With overwhelming majorities in both House and Senate sending HB631 to Governor Scott and his signing of that bill into law today, perhaps our county attorney and BCC will take the time to read and understand the new law. The County Attorney clearly misunderstood the requirements of the bill when she misinformed the BCC at its last meeting.
The BCC clearly violated the Constitutional rights of beachfront owners both with the CU ordinance and with the overturned portion of the Beach Activities Ordinance. Fortunately, to date the BCC has not fulfilled Sara's stated intent to spend 40 or 50 million dollars in attorney and court costs if that's what it takes, to only slightly paraphrase her public statement in DFS at BCC meeting before this debacle was voted in.

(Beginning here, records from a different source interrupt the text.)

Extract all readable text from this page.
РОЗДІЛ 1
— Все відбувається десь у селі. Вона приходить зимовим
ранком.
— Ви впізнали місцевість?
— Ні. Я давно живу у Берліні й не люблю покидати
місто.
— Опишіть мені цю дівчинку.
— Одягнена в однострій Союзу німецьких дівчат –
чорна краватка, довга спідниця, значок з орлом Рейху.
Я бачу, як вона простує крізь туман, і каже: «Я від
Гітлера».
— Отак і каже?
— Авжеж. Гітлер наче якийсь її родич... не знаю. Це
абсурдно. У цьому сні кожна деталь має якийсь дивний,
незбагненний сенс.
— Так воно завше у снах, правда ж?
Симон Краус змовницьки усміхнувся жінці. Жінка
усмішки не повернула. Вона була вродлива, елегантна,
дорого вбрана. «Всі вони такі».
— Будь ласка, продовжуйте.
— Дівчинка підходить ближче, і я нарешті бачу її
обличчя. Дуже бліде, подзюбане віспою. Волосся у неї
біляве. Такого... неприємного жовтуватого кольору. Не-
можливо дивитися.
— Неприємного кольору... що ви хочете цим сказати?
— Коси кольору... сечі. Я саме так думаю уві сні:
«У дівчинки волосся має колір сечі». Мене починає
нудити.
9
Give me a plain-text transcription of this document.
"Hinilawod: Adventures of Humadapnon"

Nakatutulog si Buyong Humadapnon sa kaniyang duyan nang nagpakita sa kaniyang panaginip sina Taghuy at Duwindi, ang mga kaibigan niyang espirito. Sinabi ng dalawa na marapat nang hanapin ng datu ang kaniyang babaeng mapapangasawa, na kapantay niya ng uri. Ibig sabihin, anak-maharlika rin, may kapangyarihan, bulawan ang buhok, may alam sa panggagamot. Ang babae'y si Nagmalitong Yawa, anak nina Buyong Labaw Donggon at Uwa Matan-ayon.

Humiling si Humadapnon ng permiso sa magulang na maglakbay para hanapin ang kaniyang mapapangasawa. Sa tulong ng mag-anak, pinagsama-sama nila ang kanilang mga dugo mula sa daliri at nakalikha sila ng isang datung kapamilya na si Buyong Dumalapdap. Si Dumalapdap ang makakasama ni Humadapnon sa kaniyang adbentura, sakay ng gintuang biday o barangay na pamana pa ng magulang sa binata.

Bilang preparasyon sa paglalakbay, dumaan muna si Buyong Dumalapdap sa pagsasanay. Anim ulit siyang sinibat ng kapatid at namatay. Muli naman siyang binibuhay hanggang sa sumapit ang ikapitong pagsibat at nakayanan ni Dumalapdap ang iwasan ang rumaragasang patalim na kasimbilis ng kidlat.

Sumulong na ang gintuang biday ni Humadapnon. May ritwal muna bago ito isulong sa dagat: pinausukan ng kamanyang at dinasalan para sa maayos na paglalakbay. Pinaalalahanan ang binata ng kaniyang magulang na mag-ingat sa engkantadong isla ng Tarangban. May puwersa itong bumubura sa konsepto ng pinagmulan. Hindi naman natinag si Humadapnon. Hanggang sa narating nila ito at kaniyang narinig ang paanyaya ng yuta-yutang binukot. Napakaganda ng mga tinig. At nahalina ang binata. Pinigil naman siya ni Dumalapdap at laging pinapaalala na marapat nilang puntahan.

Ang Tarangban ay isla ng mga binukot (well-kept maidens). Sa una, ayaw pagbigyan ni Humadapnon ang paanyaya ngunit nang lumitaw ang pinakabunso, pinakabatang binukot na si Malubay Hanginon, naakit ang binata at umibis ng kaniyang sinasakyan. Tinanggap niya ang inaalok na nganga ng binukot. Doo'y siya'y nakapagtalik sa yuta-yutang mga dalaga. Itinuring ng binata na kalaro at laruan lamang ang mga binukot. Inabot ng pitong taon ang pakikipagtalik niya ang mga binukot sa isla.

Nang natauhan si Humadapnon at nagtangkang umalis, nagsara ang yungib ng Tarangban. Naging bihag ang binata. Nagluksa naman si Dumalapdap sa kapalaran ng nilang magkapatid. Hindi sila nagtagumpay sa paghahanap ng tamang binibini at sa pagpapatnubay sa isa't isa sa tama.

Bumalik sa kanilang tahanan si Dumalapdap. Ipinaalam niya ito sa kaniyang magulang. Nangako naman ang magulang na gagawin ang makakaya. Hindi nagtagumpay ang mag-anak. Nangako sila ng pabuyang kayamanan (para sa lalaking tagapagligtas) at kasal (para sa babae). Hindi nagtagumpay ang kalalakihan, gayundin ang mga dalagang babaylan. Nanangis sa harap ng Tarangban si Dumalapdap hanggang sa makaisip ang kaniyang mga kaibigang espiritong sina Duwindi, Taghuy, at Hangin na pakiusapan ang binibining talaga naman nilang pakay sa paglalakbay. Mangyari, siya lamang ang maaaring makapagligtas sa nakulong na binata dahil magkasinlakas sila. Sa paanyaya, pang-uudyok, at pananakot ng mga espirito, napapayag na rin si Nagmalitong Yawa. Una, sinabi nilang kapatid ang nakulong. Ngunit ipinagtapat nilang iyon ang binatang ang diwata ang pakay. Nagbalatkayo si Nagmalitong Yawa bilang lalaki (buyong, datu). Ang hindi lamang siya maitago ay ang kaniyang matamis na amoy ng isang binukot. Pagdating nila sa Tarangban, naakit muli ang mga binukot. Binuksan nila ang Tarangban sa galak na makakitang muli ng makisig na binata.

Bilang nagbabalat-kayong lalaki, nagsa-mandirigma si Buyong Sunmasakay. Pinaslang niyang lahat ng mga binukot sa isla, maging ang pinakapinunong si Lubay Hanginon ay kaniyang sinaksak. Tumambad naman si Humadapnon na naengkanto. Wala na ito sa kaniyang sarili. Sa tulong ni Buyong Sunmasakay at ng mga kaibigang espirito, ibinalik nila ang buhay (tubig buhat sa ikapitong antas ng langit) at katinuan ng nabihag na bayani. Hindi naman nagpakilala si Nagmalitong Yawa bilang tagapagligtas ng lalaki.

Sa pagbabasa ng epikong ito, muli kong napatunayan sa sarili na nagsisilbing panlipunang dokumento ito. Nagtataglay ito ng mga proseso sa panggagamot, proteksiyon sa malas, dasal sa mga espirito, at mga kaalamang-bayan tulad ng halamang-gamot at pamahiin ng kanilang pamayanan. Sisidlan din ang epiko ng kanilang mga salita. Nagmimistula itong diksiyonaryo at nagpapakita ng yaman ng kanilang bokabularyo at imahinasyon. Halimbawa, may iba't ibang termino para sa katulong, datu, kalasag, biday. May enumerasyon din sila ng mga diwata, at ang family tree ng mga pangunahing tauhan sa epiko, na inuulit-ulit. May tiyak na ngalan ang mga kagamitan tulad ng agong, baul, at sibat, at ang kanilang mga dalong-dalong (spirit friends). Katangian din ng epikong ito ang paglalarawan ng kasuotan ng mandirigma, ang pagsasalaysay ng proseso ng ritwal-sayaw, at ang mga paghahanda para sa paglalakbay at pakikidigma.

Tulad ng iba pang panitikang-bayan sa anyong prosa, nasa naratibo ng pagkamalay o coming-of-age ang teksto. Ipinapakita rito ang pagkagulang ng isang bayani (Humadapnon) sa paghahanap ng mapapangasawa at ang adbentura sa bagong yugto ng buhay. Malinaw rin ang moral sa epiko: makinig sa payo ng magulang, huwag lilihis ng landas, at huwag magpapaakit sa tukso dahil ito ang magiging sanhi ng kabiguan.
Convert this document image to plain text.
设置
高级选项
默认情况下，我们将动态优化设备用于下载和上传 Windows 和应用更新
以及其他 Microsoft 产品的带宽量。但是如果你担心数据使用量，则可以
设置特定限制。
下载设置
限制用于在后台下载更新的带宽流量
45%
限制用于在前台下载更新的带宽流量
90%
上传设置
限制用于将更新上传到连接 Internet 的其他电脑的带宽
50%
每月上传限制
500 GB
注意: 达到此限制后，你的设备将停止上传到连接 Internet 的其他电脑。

Unfortunately, the BCC has squandered many hundreds of thousands of dollars in attorney and consultant fees and God only knows how much in staff time in this unfortunate exercise. Let's hope the BCC takes a more informed, cooler and legal look before stepping on its sensitive, gender-specific body parts so publicly again. Every taxpayer in this county deserves much better than we have received from 4 of them.
The 4 elements of CU remain precisely as they have always been. HB631 did not change those requirements at all. It merely requires that local governments statewide must provide the procedural due process afforded by the CU common law requirement that only a judge may declare CU and only after finding that the local govt petitioning for that declaration has borne the burden of proof in the entirety to the satisfaction of the court. This was the law before the BCC overstepped so badly, and it remains the law now, only now both acc. to case law and state statute.
Citizens should never have been required to sue for overturning such a clearly unconstitutional act by the BCC. Let us hope this is the last such instance. We have better ways to spend time and money, public and private.